We all know you’re broke. Stop waving you’re debit card in the bartender’s face like you’re entitled -- you don't even have a legit account, it's college checking account for god's sake.
6. You're whining.
Screaming "excuse me bartender" in an obnoxious whiny voice 20 times in a row is not going to help you get your drink faster, it's only going to make the bartender want to hurt you.
7. The bartender is gay.
If you're trying to flirt with the bartender to get served and it isn't working, it probably means he's gay and therefore has no incentive to serve you faster.
8. You’re aggressively pushing people in the crowd.
If you’re willing to hurt people in order to get a drink, you will come off as a psychopath and nobody will want to help you.
9. You treat the bartender like a personal butler.
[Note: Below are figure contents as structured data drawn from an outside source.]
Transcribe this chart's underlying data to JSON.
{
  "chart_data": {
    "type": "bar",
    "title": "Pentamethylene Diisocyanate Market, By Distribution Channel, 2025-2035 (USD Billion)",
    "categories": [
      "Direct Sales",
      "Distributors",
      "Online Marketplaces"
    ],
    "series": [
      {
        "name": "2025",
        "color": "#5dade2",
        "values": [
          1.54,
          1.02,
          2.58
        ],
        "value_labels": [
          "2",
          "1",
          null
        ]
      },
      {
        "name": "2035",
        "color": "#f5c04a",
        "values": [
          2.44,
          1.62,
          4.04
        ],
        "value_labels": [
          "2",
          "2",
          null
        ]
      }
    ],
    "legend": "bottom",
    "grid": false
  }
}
If bartenders feel disrespected, they will seek revenge by not serving you. Stop snapping your fingers in their faces, you're probably at a ratchet bar and you just look like an assh*le. They are not your servant and probably won't take your sh*t.
10. You’re not as pretty as the chick next to you.
If the bartender is a straight male, he will obviously prioritize the better-looking girls at the bar, even though there’s a slim chance that he’ll get anything out of it other than a one dollar tip.